BGH, 11.02.2010 - I ZR 85/08 - Anwendbarkeit des deutschen Wettbewerbsrechts bei Ausschreibungen in Bulgarien an deutsche Unternehmen; Beurteilung einer Wettbewerbshandlung i.S.d. Art. 40 Abs. 2 Einführungsgesetz zum Bürgerlichen Gesetzbuch (EGBGB)

Bundesgerichtshof
Urt. v. 11.02.2010, Az.: I ZR 85/08
Gericht: BGH
Entscheidungsform: Urteil
Datum: 11.02.2010
Referenz: JurionRS 2010, 20207
Aktenzeichen: I ZR 85/08
 

Verfahrensgang:

vorgehend:

LG Düsseldorf - 16.05.2007 - AZ: 34 O 164/06

OLG Düsseldorf - 22.04.2008 - AZ: I-20 U 100/07

nachgehend:

BGH - 06.08.2010 - AZ: I ZR 85/08

Rechtsgrundlagen:

Art. 40 Abs. 2 EGBGB

Art. 41 EGBGB

Art. 6 Rom-II-VO

Fundstellen:

BGHZ 185, 66 - 74

ELF 2010, 101-103

EuLF 2010, 211

EWiR 2010, 635

GRUR 2010, 847-849 "Ausschreibung in Bulgarien"

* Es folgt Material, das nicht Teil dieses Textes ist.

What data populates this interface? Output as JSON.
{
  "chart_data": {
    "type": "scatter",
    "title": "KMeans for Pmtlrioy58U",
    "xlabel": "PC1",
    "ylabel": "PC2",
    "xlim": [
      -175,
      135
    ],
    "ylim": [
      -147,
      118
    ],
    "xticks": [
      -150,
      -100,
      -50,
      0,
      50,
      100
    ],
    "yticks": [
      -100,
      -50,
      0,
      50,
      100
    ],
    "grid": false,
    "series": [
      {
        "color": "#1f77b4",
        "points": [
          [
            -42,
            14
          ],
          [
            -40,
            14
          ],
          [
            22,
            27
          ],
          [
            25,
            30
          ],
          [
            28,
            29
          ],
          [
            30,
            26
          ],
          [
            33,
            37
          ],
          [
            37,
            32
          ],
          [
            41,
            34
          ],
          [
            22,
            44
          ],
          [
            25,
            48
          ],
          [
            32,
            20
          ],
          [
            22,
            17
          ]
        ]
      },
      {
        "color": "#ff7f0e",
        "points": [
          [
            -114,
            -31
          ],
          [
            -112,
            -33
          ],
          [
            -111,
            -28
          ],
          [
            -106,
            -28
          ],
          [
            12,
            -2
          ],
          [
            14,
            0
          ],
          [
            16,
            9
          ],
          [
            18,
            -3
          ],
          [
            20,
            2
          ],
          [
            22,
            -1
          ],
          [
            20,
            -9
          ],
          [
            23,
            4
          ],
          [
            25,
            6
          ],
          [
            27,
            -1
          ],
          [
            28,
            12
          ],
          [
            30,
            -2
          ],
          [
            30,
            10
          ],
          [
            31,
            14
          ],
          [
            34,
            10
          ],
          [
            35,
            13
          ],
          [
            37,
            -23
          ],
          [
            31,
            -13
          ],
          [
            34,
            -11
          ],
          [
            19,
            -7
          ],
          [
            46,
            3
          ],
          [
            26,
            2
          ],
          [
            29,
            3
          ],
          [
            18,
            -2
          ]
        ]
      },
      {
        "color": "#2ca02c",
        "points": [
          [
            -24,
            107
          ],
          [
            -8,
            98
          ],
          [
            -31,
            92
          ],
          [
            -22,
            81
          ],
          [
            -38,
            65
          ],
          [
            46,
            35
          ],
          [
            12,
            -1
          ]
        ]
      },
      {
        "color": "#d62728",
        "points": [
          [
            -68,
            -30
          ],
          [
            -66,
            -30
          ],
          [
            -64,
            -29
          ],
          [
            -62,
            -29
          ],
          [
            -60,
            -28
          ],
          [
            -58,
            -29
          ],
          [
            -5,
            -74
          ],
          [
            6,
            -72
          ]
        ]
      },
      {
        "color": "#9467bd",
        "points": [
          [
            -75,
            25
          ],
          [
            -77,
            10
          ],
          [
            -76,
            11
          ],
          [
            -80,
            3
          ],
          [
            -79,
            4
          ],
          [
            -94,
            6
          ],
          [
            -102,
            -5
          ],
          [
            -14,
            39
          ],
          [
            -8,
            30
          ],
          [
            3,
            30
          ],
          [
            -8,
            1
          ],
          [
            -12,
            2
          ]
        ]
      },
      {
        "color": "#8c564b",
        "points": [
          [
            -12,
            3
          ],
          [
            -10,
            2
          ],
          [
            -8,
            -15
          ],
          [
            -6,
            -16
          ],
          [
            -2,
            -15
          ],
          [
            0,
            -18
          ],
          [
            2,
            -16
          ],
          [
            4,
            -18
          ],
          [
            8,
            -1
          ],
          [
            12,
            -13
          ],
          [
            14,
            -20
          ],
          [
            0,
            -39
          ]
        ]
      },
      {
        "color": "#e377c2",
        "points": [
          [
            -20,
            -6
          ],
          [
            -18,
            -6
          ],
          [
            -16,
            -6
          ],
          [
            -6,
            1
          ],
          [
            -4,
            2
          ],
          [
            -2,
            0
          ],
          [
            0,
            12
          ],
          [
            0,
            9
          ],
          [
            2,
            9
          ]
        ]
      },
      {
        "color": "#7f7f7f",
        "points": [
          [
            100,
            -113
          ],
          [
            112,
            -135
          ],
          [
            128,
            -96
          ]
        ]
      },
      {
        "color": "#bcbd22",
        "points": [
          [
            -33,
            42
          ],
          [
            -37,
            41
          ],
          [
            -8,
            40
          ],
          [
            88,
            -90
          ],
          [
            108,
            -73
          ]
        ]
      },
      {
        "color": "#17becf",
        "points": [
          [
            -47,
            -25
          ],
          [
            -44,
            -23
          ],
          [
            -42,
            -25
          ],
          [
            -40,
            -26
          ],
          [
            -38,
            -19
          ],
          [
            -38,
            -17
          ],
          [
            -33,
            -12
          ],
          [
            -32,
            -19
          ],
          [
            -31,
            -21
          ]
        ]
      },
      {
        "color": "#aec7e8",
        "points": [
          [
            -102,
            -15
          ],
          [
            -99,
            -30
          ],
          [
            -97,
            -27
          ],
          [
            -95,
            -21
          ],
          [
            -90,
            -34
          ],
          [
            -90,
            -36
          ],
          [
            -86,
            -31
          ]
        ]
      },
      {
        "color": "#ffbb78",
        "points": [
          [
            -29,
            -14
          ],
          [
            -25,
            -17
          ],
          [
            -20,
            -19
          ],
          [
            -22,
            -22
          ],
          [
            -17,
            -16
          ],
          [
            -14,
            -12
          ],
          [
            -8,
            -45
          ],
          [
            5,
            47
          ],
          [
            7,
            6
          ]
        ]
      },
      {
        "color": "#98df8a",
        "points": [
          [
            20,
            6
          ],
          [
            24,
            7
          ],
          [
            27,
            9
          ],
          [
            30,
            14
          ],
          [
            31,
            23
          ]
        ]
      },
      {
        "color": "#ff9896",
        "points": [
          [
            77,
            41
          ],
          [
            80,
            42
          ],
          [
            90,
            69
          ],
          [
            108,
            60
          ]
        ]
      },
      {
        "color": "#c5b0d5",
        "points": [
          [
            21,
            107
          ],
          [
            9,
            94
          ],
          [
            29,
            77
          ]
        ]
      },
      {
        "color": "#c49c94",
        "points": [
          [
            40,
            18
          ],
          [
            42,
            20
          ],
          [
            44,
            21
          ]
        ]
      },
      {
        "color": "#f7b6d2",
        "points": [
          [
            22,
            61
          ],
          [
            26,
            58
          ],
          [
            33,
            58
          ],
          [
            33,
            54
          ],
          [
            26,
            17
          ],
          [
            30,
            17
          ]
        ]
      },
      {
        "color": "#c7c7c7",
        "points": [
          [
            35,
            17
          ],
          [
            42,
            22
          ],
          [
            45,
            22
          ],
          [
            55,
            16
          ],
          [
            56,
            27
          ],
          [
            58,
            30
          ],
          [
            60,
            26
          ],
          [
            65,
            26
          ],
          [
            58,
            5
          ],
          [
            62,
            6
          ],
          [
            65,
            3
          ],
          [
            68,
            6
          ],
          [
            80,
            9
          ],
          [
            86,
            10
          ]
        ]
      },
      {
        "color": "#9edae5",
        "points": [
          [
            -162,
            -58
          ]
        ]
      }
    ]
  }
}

GRUR int 2010, 882-885 "Ausschreibung in Bulgarien"

GRUR-Prax 2010, 397

MDR 2010, 1137-1138

Mitt. 2010, 448 "Ausschreibung in Bulgarien"

NJW 2010, 3780-3783 "Ausschreibung in Bulgarien"

RIW/AWD 2011, 67-70

WRP 2010, 1146-1149 "Wettbewerbsrecht: Ausschreibung in Bulgarien"

Redaktioneller Leitsatz:

Wettbewerbliche Streitigkeiten unter deutschen Unternehmen anlässlich einer Ausschreibung im Ausland sind nicht nach deutschem, sondern nach dem ausländischen Wettbewerbsrecht zu entscheiden. Das gilt auch dann, wenn nur die im Streit stehenden deutschen Bewerber an der Ausschreibung teilgenommen haben.
Eine entsprechende Klage kann aber mangels Anwendbarkeit deutschen Rechts nicht mit der Begründung abgewiesen werden, der Kläger habe sich nicht auf eine Verletzung des ausländischen Rechts berufen, soweit die Beurteilung des Streitfalls nach dem ausländischen Recht keinen anderen Streitgegenstand darstellt als seine Bewertung auf der Grundlage deutschen Rechts.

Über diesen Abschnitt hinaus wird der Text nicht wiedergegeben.